La Matérialité de l’Ame fourniſſoit aux Epicuriens pluſieurs autres Preuves de ſa Mortalité. L’Eſprit, diſoient-ils, étant une Partie de l’Homme, la Nature lui a donné une Situation fixe, de même qu’aux Oreilles, aux Yeux, & aux autres Sens, qui ſont les Mobiles de la Vie, Et, quoique les Mains, & les Oreilles, étant ſeparées de leur Tout, conſervent pendant quelque tems la Forme extérieure de leurs Parties ; néanmoins, elles ne peuvent plus avoir la Faculté des Sens, ni les Mouvemens qui les animoient. Ainſi, l’Eſprit ne peut devoir ſon Exiſtence à ſes propres Forces : il faut que le Corps ſe prête à la Subtilité de ſa Nature, & que l’Homme, qui en eſt le Vaiſſeau contienne ſon Eſſence délicate : ou bien il faut concevoir, quelque autre Choſe, qui, lui étant plus inſéparablement attachée, la conſerve & en empêche la Deſtruction. Ce qui n’eſt point, puiſque le Corps eſt le ſeul Vaiſſeau qui contienne l’Ame, & que ſon Union avec lui eſt ſi étroite, qu’elle n’eſt diſſoluble que par leur Perte mutuelle[2].

L’opinion des Epicuriens ſur la Mortalité de l’Ame étoit une Suite néceſſaire de leurs prémiers Principes. Il eut été abſurde de dire qu’une Choſe, que le Hazard avoit formée, devenoit une Subſtance éternelle & incorruptible ; puiſque, tout ce qui a eu un Commencement doit avoir néceſſairement une Fin, lorſque la Volonté Divine ne veut point lui accorder l’Immortalité. Or, les Epicuriens, qui n’admettoient la Divinité que par forme, & pour ne point révolter l’Eſprit du Peuple, étoient bien éloignés de croire que l’Ame eut été créée par la Volonté de Dieu.
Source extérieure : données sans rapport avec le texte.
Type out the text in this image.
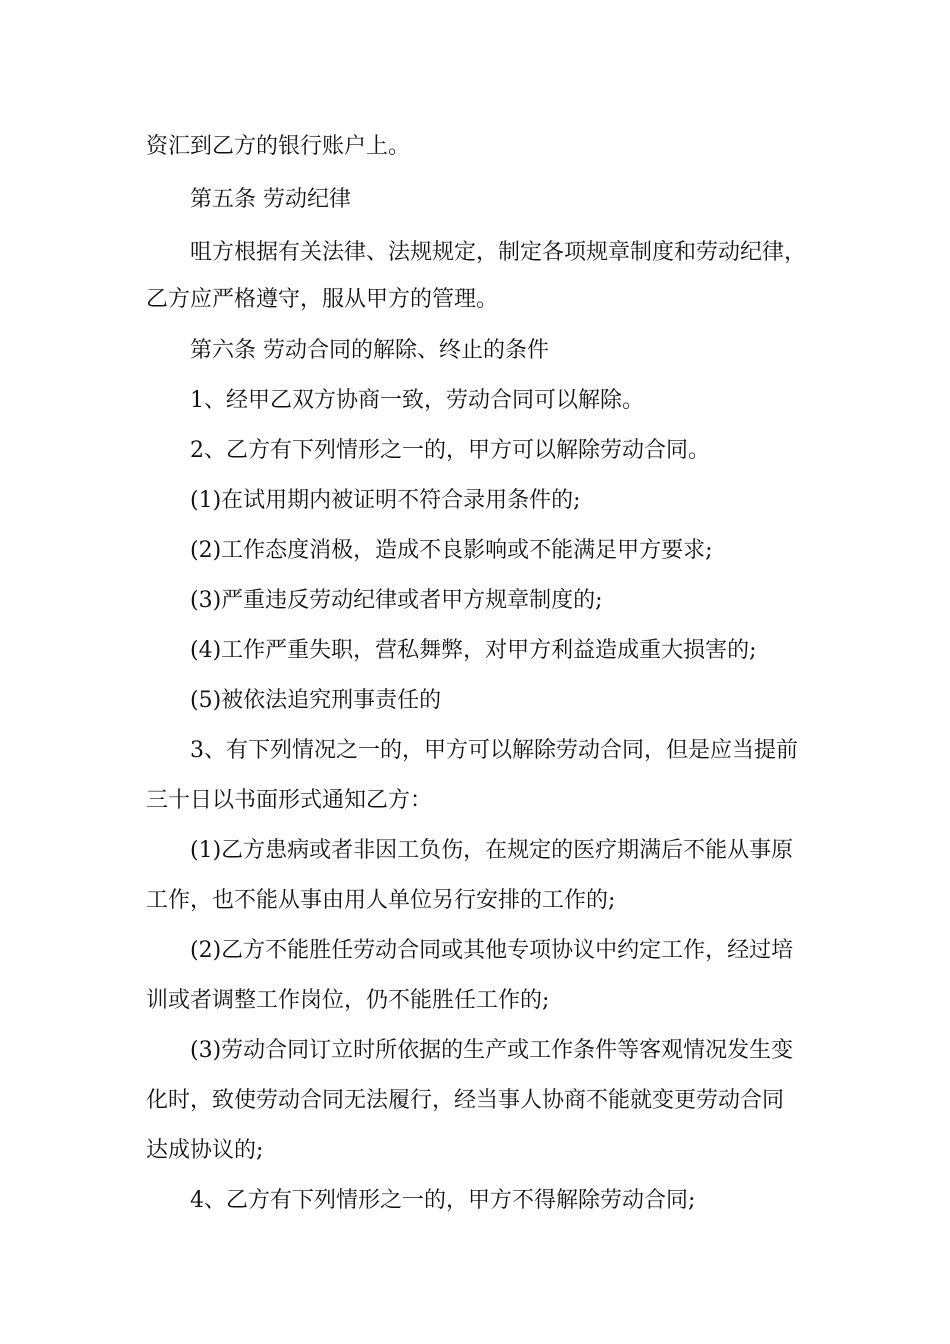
资汇到乙方的银行账户上。
第五条 劳动纪律
咀方根据有关法律、法规规定，制定各项规章制度和劳动纪律，
乙方应严格遵守，服从甲方的管理。
第六条 劳动合同的解除、终止的条件
1、经甲乙双方协商一致，劳动合同可以解除。
2、乙方有下列情形之一的，甲方可以解除劳动合同。
(1)在试用期内被证明不符合录用条件的;
(2)工作态度消极，造成不良影响或不能满足甲方要求;
(3)严重违反劳动纪律或者甲方规章制度的;
(4)工作严重失职，营私舞弊，对甲方利益造成重大损害的;
(5)被依法追究刑事责任的
3、有下列情况之一的，甲方可以解除劳动合同，但是应当提前
三十日以书面形式通知乙方：
(1)乙方患病或者非因工负伤，在规定的医疗期满后不能从事原
工作，也不能从事由用人单位另行安排的工作的;
(2)乙方不能胜任劳动合同或其他专项协议中约定工作，经过培
训或者调整工作岗位，仍不能胜任工作的;
(3)劳动合同订立时所依据的生产或工作条件等客观情况发生变
化时，致使劳动合同无法履行，经当事人协商不能就变更劳动合同
达成协议的;
4、乙方有下列情形之一的，甲方不得解除劳动合同;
Je vais éxaminer à préſent, Madame, ſi, en admettant un Dieu ſpirituel, bon, intelligent, juſte, & puiſſant, il s’enſuie que l’Ame doive être néceſſairement immortelle ? Il faut, pour donner plus d’Etendue à cette Queſtion, conſidérer l’Ame comme une Subſtance incorporelle ; parce que, ſi l’on peut prouver qu’une Subſtance ſpirituelle peut n’être pas éternelle, il ſera très aiſé de faire une Application de toutes ces Preuves à une Subſtance étendue ; beaucoup plus ſujette par conſéquent à la Diviſion & à la Deſtruction. Je vous ai déjà dit, Madame[3], que, lorſqu’on objecte, que l’Ame ſpirituelle, n’étant point compoſée, & n’étant point diviſible, ne peut être détruite, cet Argument n’a de Force qu’autant qu’on ſuppoſe que le Créateur a voulu qu’elle fût immortelle : puiſque celui qui crée de Rien une Choſe, ſoit ſpirituelle, ſoit corporelle, peut lui fixer un Tems où elle retournera à Rien ; excepté qu’on ne ſe figure, qu’il faut beaucoup plus de Puiſſance pour créer un Etre, que pour l’annihiller, & que Dieu ait appris à certains Philoſophes, & particulierement aux Cartéſiens, juſqu’où va ſa Puiſſance. S’ils n’ont donc de Connoiſſance de l’Immortalité de l’Ame que par la Révélation, ils ne ſont point fondez de vouloir ne la prouver que par des Raiſons uniquement appuïées ſur la Lumiere Naturelle. Je crois auſſi-bien qu’eux l’Immortalité de l’Ame : mais, je ſoutiens, qu’on ne peut la démontrer par des Preuves évidentes, lorſqu’on ne veut ſe ſervir que de celles que nous donne la Raiſon. Si j’examine attentivement la Nature de l’Ame, loin qu’elle me perſuade qu’elle doive être éternelle, elle ſemble au contraire m’annoncer la Poſſibilité de ſa Fin. Je vois l’Ame quelquefois reſter pendant long-tems ſans agir, ſans penſer ; & je conclus de-là, que ſi elle peut reſter quelques Heures ſans penſer, ſans avoir aucune Connoiſſance d’elle-même, elle peut dans la ſuite du Tems reſter éternellement dans cette Létargie mortelle.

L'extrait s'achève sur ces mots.